A Justiça Eleitoral de São Paulo absolveu o governador de São Paulo, Tarcísio de Freitas (Republicanos) por mencionar um pedido do PCC para votos em Guilherme Boulos (PSOL) nas eleições de 2024. Cabe recurso da decisão.

O que aconteceu

Em uma entrevista coletiva no dia do primeiro turno, Tarcísio afirmou, sem provas, que o PCC orientou voto no candidato do PSOL nas eleições municipais. A campanha de Boulos entrou com ação contra o governador, o prefeito de São Paulo, Ricardo Nunes (MDB), e o vice Ricardo Mello Araújo (PL) por abuso de poder político e uso indevido dos meios de comunicação social.

Para Boulos, Tarcísio utilizou-se do cargo para tentar interferir no resultado da eleição. O governador foi um dos principais cabos eleitorais de Nunes. A campanha do psolista alegou que Tarcísio se utilizou da máquina pública para espalhar desinformação, pois mencionou dados de inteligência a que só poderia ter acesso como governador do estado. “O uso da máquina e o abuso do poder político são incontestes”, diz a ação.

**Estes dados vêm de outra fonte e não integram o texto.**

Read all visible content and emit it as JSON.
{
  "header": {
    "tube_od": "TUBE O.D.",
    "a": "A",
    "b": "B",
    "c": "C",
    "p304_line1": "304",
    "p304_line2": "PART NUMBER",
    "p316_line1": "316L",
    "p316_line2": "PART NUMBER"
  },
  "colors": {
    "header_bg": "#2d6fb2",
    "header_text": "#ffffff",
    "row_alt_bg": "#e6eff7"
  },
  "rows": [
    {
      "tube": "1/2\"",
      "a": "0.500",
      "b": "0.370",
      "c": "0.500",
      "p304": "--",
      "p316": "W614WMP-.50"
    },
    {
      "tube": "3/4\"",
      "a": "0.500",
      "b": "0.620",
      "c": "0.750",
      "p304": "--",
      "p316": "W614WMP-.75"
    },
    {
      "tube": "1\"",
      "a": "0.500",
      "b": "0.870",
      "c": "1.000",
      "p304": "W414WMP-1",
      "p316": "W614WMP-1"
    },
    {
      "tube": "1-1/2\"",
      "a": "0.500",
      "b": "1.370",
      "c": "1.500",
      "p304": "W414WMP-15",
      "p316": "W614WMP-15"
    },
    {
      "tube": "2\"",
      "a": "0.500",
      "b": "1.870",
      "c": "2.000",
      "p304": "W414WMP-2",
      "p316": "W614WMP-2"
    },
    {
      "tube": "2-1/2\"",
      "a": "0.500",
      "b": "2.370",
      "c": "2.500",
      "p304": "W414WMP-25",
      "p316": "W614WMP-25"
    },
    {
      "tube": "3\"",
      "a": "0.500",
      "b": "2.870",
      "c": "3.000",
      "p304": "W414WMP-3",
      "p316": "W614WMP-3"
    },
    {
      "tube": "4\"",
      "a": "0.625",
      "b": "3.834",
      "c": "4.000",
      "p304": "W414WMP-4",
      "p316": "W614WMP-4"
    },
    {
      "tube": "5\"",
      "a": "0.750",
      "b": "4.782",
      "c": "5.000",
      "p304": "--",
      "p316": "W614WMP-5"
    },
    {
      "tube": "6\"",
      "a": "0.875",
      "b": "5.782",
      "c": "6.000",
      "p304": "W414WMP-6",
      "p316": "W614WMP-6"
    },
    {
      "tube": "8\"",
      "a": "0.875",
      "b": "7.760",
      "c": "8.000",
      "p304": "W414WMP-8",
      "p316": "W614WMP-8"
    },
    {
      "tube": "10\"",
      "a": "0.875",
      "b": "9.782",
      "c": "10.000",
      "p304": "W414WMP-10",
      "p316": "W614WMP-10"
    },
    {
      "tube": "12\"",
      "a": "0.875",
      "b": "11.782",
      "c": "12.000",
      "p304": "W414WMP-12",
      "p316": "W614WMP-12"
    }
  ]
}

Juiz considerou que abuso de poder político e midiático não foi comprovado e mencionou liberdade de expressão. Antonio Maria Patiño Zorz, da 1ª Zona Eleitoral de São Paulo, afirmou que a entrevista de Tarcísio não teve “gravidade e aptidão suficiente para interferir na normalidade e na legitimidade das eleições”. Também considerou que o governador não utilizou aparato do Estado para a coletiva.

O réu Tarcísio de Freitas, por sua vez não se utilizou de qualquer aparato do Estado durante a realização da entrevista coletiva, que, conforme consta dos autos, não fora por ele convocada, tampouco tem sua prática vedada pela Legislação Eleitoral, uma vez que habitualmente ocorre em todos os pleitos com candidatos e autoridades políticas. Trecho da decisão do juiz Antonio Zorz

Com efeito, o que se verifica, em verdade, é uma manifestação inerente ao exercício da liberdade de expressão e de informação, especialmente protegidas pelo texto constitucional.